S3 URI in Source Code with AWS Credential Context
Detects S3 and S3A URI references in source code or configuration files when accompanied by AWS credential context. S3 URIs alone are high-FP enumeration signals; this pattern only fires at 75+ confidence when AWS credential evidence (access key, secret, AKIA prefix, bucket context) is present within 300 characters. Mirrors Snaffler rule KeepS3UriPrefixInCode.
- Type
- regex
- Engine
- boost_regex
- Confidence
- low
- Confidence justification
- Low confidence alone: s3:// URIs appear in logging config, documentation, and infrastructure code without any credential exposure.
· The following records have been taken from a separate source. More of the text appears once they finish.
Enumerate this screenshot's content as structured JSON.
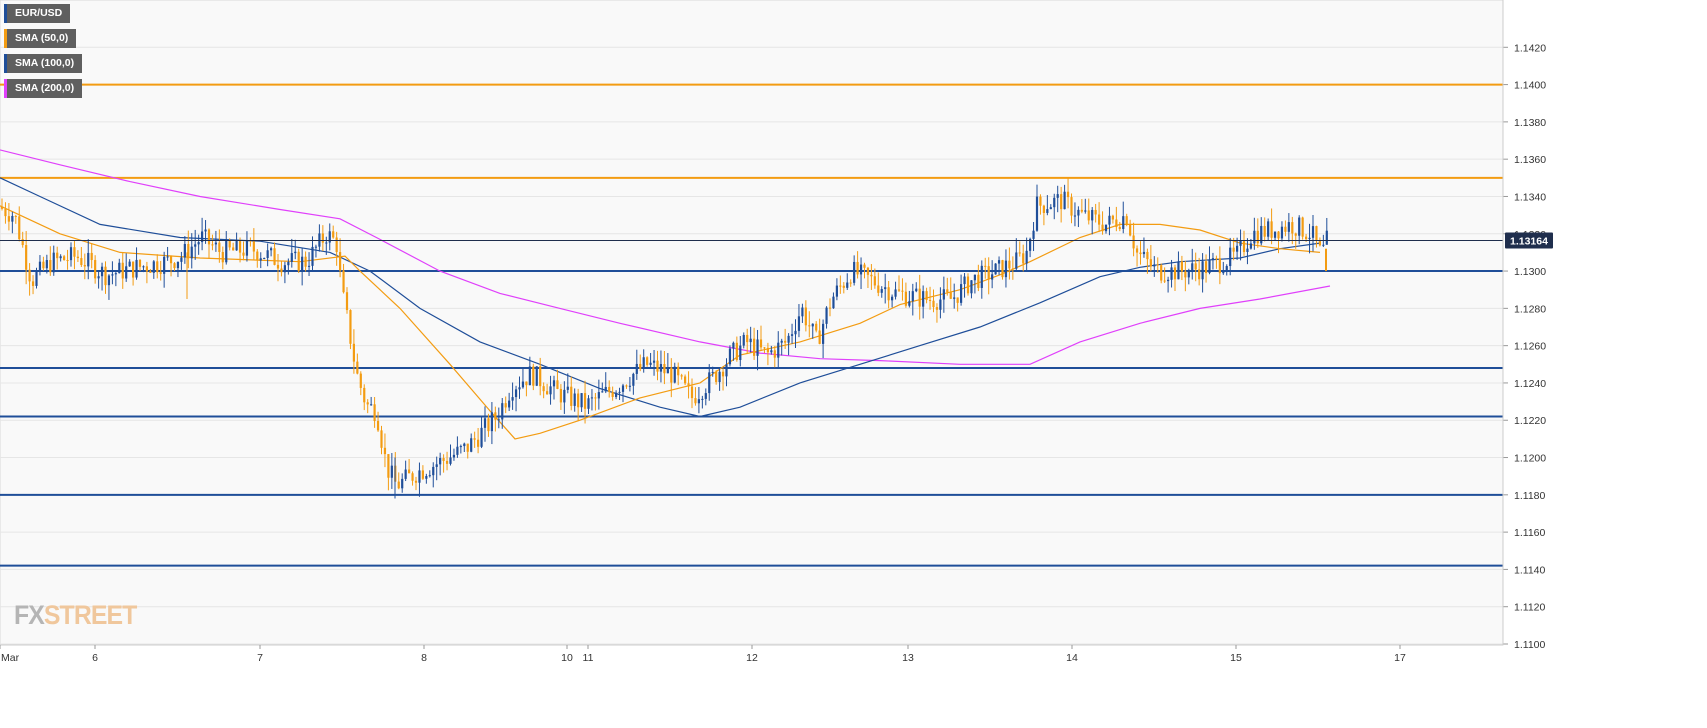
{
  "legend": [
    {
      "label": "EUR/USD",
      "color": "#1f4e99"
    },
    {
      "label": "SMA (50,0)",
      "color": "#f39c12"
    },
    {
      "label": "SMA (100,0)",
      "color": "#1f4e99"
    },
    {
      "label": "SMA (200,0)",
      "color": "#e040fb"
    }
  ],
  "logo": {
    "fx": "FX",
    "street": "STREET"
  },
  "chart_data": {
    "type": "candlestick",
    "symbol": "EUR/USD",
    "ylim": [
      1.11,
      1.144
    ],
    "y_ticks": [
      "1.1420",
      "1.1400",
      "1.1380",
      "1.1360",
      "1.1340",
      "1.1320",
      "1.1300",
      "1.1280",
      "1.1260",
      "1.1240",
      "1.1220",
      "1.1200",
      "1.1180",
      "1.1160",
      "1.1140",
      "1.1120",
      "1.1100"
    ],
    "x_tick_labels": [
      "Mar",
      "6",
      "7",
      "8",
      "10",
      "11",
      "12",
      "13",
      "14",
      "15",
      "17"
    ],
    "current_price": "1.13164",
    "current_price_value": 1.13164,
    "horizontal_levels": [
      {
        "value": 1.14,
        "color": "#f39c12"
      },
      {
        "value": 1.135,
        "color": "#f39c12"
      },
      {
        "value": 1.13,
        "color": "#1f4e99"
      },
      {
        "value": 1.1248,
        "color": "#1f4e99"
      },
      {
        "value": 1.1222,
        "color": "#1f4e99"
      },
      {
        "value": 1.118,
        "color": "#1f4e99"
      },
      {
        "value": 1.1142,
        "color": "#1f4e99"
      }
    ],
    "price_path": [
      [
        0,
        1.1335
      ],
      [
        18,
        1.133
      ],
      [
        35,
        1.1295
      ],
      [
        55,
        1.1305
      ],
      [
        80,
        1.1308
      ],
      [
        110,
        1.1298
      ],
      [
        140,
        1.1302
      ],
      [
        170,
        1.1305
      ],
      [
        185,
        1.1308
      ],
      [
        205,
        1.1318
      ],
      [
        225,
        1.131
      ],
      [
        255,
        1.1312
      ],
      [
        285,
        1.1305
      ],
      [
        310,
        1.1305
      ],
      [
        330,
        1.132
      ],
      [
        340,
        1.1315
      ],
      [
        345,
        1.129
      ],
      [
        352,
        1.127
      ],
      [
        360,
        1.1245
      ],
      [
        370,
        1.1228
      ],
      [
        380,
        1.1225
      ],
      [
        390,
        1.1195
      ],
      [
        400,
        1.1185
      ],
      [
        420,
        1.1192
      ],
      [
        445,
        1.1198
      ],
      [
        470,
        1.1205
      ],
      [
        500,
        1.1222
      ],
      [
        515,
        1.1238
      ],
      [
        535,
        1.1245
      ],
      [
        560,
        1.1235
      ],
      [
        590,
        1.1228
      ],
      [
        620,
        1.1238
      ],
      [
        650,
        1.125
      ],
      [
        675,
        1.1245
      ],
      [
        695,
        1.1232
      ],
      [
        715,
        1.1242
      ],
      [
        735,
        1.1255
      ],
      [
        750,
        1.1262
      ],
      [
        770,
        1.1255
      ],
      [
        790,
        1.1262
      ],
      [
        805,
        1.128
      ],
      [
        820,
        1.1262
      ],
      [
        835,
        1.1285
      ],
      [
        855,
        1.13
      ],
      [
        875,
        1.1295
      ],
      [
        900,
        1.1288
      ],
      [
        930,
        1.1285
      ],
      [
        955,
        1.1285
      ],
      [
        975,
        1.1295
      ],
      [
        1000,
        1.13
      ],
      [
        1020,
        1.1305
      ],
      [
        1030,
        1.131
      ],
      [
        1040,
        1.1335
      ],
      [
        1065,
        1.1338
      ],
      [
        1085,
        1.133
      ],
      [
        1110,
        1.1325
      ],
      [
        1130,
        1.133
      ],
      [
        1140,
        1.131
      ],
      [
        1160,
        1.13
      ],
      [
        1185,
        1.13
      ],
      [
        1210,
        1.1302
      ],
      [
        1240,
        1.1308
      ],
      [
        1255,
        1.132
      ],
      [
        1275,
        1.1322
      ],
      [
        1295,
        1.1325
      ],
      [
        1315,
        1.132
      ],
      [
        1325,
        1.1308
      ],
      [
        1330,
        1.1316
      ]
    ],
    "sma_50": [
      [
        0,
        1.1335
      ],
      [
        60,
        1.132
      ],
      [
        120,
        1.131
      ],
      [
        200,
        1.1307
      ],
      [
        300,
        1.1305
      ],
      [
        345,
        1.1308
      ],
      [
        360,
        1.13
      ],
      [
        400,
        1.128
      ],
      [
        450,
        1.125
      ],
      [
        490,
        1.1225
      ],
      [
        515,
        1.121
      ],
      [
        540,
        1.1213
      ],
      [
        580,
        1.122
      ],
      [
        640,
        1.1232
      ],
      [
        700,
        1.124
      ],
      [
        740,
        1.1255
      ],
      [
        800,
        1.1262
      ],
      [
        860,
        1.1272
      ],
      [
        900,
        1.1282
      ],
      [
        960,
        1.129
      ],
      [
        1000,
        1.1298
      ],
      [
        1030,
        1.1305
      ],
      [
        1080,
        1.1318
      ],
      [
        1120,
        1.1325
      ],
      [
        1160,
        1.1325
      ],
      [
        1200,
        1.1322
      ],
      [
        1240,
        1.1315
      ],
      [
        1280,
        1.1312
      ],
      [
        1320,
        1.131
      ]
    ],
    "sma_100": [
      [
        0,
        1.135
      ],
      [
        40,
        1.134
      ],
      [
        100,
        1.1325
      ],
      [
        180,
        1.1318
      ],
      [
        260,
        1.1316
      ],
      [
        330,
        1.131
      ],
      [
        370,
        1.13
      ],
      [
        420,
        1.128
      ],
      [
        480,
        1.1262
      ],
      [
        540,
        1.125
      ],
      [
        600,
        1.1237
      ],
      [
        660,
        1.1227
      ],
      [
        700,
        1.1222
      ],
      [
        740,
        1.1227
      ],
      [
        800,
        1.124
      ],
      [
        860,
        1.125
      ],
      [
        920,
        1.126
      ],
      [
        980,
        1.127
      ],
      [
        1040,
        1.1283
      ],
      [
        1100,
        1.1297
      ],
      [
        1140,
        1.1302
      ],
      [
        1180,
        1.1305
      ],
      [
        1240,
        1.1307
      ],
      [
        1280,
        1.1312
      ],
      [
        1320,
        1.1315
      ]
    ],
    "sma_200": [
      [
        0,
        1.1365
      ],
      [
        60,
        1.1357
      ],
      [
        130,
        1.1348
      ],
      [
        200,
        1.134
      ],
      [
        280,
        1.1333
      ],
      [
        340,
        1.1328
      ],
      [
        380,
        1.1317
      ],
      [
        440,
        1.13
      ],
      [
        500,
        1.1288
      ],
      [
        560,
        1.128
      ],
      [
        620,
        1.1272
      ],
      [
        700,
        1.1262
      ],
      [
        760,
        1.1256
      ],
      [
        820,
        1.1253
      ],
      [
        880,
        1.1252
      ],
      [
        960,
        1.125
      ],
      [
        1030,
        1.125
      ],
      [
        1080,
        1.1262
      ],
      [
        1140,
        1.1272
      ],
      [
        1200,
        1.128
      ],
      [
        1260,
        1.1285
      ],
      [
        1330,
        1.1292
      ]
    ]
  }
}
Detection is only meaningful when combined with AWS credential evidence (AKIA key IDs, aws_secret_access_key assignments, or bucket policy context) within 300 characters.
- Jurisdictions
- global
- Regulations
- Criminal Code Act 1995 (Cth)
- Frameworks
- CIS Controls, ISO 27001, NIST CSF, PCI-DSS
- Data categories
- credentials, security, cloud
- Scope
- specific
- Platform compatibility
- Purview: Compatible, GCP DLP: Compatible, Macie: Compatible, Zscaler: Compatible, Palo Alto: Compatible, Netskope: Compatible
Pattern
s3a?://[A-Za-z0-9\-+/]{2,40}
Corroborative evidence keywords
aws_access_key_id, aws_secret_access_key, AKIA, bucket, AWS_SECRET
Proximity: 300 characters
Should match
aws_access_key_id=AKIAIOSFODNN7EXAMPLE bucket=s3://my-prod-bucket/data— S3 URI alongside an AWS access key ID - genuine credential contextaws_secret_access_key=wJalrXUtnFEMI/K7MDENG s3://logs-bucket/2026— S3 URI adjacent to an AWS secret access key assignmentAKIAexampleKeyId1234 s3a://hdfs-bucket/warehouse/db.parquet— S3A URI used with a Hadoop S3A connector alongside an AKIA key prefix
Should not match
bucket_name=my-prod-logs storage_class=STANDARD region=us-east-1— AWS bucket configuration without any S3 URI scheme presentaws_access_key_id=AKIAIOSFODNN7EXAMPLE region=us-east-1 endpoint=https://s4.example.com/bucket— AWS credential context but URL uses https not s3 scheme so regex does not match
Known false positives
- High FP rate alone; gated on AWS credential proximity. Any file containing S3 URIs without credential terms (logging config, Spark jobs reading public datasets, infrastructure docs) generates false positives if the gating is bypassed. Mitigation: Enforce 75-tier minimum (evidence required); never fire on pattern alone.
- CI/CD pipeline logs that print s3:// URIs alongside masked credential variables like AWS_SECRET_ACCESS_KEY=***. Mitigation: Masked values (asterisks, REDACTED) should not satisfy the evidence keyword requirement; ensure keyword terms match literal AKIA or secret text.